Centre for Complexity Science, University of Warwick, Gibbet Hill Road, Coventry CV4 7AL, United Kingdom.
Mathematics Institute, University of Warwick, Gibbet Hill Road, Coventry CV4 7AL, United Kingdom.
Phys Rev E. 2017 Sep;96(3-1):032313. doi: 10.1103/PhysRevE.96.032313. Epub 2017 Sep 25.
We study the dynamics of opinion formation in a heterogeneous voter model on a complete graph, in which each agent is endowed with an integer fitness parameter k≥0, in addition to its + or - opinion state.
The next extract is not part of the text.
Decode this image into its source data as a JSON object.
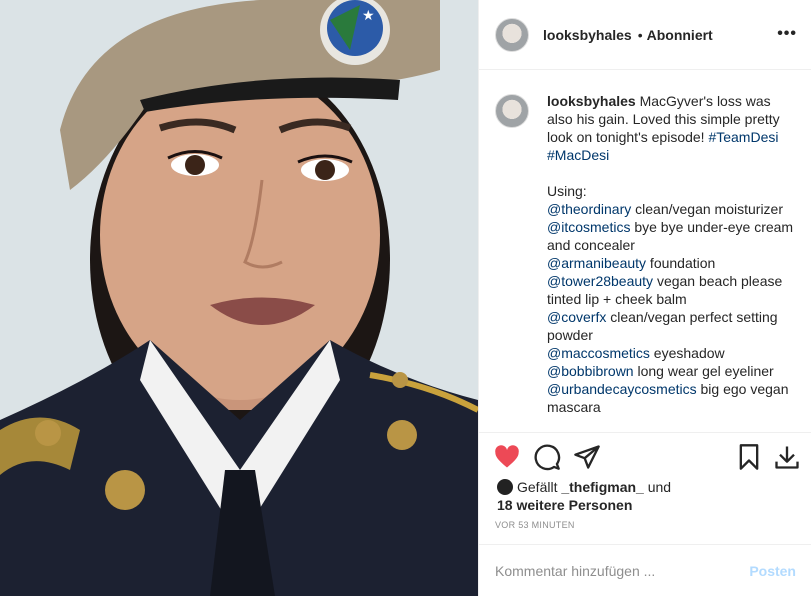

The evolution of the distribution of k-values and the opinion dynamics are coupled together, so as to allow the system to dynamically develop heterogeneity and memory in a simple way. When two agents with different opinions interact, their k-values are compared, and with probability p the agent with the lower value adopts the opinion of the one with the higher value, while with probability 1-p the opposite happens. The agent that keeps its opinion (winning agent) increments its k-value by one. We study the dynamics of the system in the entire 0≤p≤1 range and compare with the case p=1/2, in which opinions are decoupled from the k-values and the dynamics is equivalent to that of the standard voter model. When 0≤p<1/2, agents with higher k-values are less persuasive, and the system approaches exponentially fast to the consensus state of the initial majority opinion. The mean consensus time τ appears to grow logarithmically with the number of agents N, and it is greatly decreased relative to the linear behavior τ∼N found in the standard voter model. When 1/2<p≤1, agents with higher k-values are more persuasive, and the system initially relaxes to a state with an even coexistence of opinions, but eventually reaches consensus by finite-size fluctuations. The approach to the coexistence state is monotonic for 1/2<p<p_{o}≃0.8, while for p_{o}≤p≤1 there are damped oscillations around the coexistence value. The final approach to coexistence is approximately a power law t^{-b(p)} in both regimes, where the exponent b increases with p. Also, τ increases respect to the standard voter model, although it still scales linearly with N. The p=1 case is special, with a relaxation to coexistence that scales as t^{-2.73} and a consensus time that scales as τ∼N^{β}, with β≃1.45.
我们研究了完全图上异质投票者模型中意见形成的动力学,其中每个个体除了具有+或-意见状态外,还具有一个整数适应值参数 k≥0。k 值分布的演化和意见动态是耦合在一起的,因此可以以简单的方式使系统动态地发展出异质性和记忆。当具有不同意见的两个个体相互作用时,比较它们的 k 值,并且以概率 p 具有较低值的个体采用具有较高值的个体的意见,而以概率 1-p 则相反。保持意见(获胜个体)的个体将其 k 值增加 1。我们在整个 0≤p≤1 范围内研究系统的动力学,并与 p=1/2 的情况进行比较,在这种情况下,意见与 k 值解耦,动力学与标准投票者模型等效。当 0≤p<1/2 时,具有较高 k 值的个体的说服力较小,系统以指数速度快速接近初始多数意见的共识状态。共识时间 τ似乎与个体数量 N 呈对数增长,并且相对于标准投票者模型中发现的线性行为 τ∼N 大大减少。当 1/2<p≤1 时,具有较高 k 值的个体的说服力较大,系统最初松弛到意见共存的状态,但最终通过有限大小的波动达到共识。对于 1/2<p<p_{o}≃0.8,接近共存状态的过程是单调的,而对于 p_{o}≤p≤1,围绕共存值存在阻尼振荡。在这两种情况下,最终接近共存的过程大约是 t^{-b(p)}的幂律,其中指数 b 随 p 增加。此外,τ相对于标准投票者模型增加,尽管它仍然与 N 线性缩放。p=1 的情况很特殊,它具有与 t^{-2.73}的标度关系的松弛到共存的过程和与 τ∼N^{β}的标度关系的共识时间,其中β≃1.45。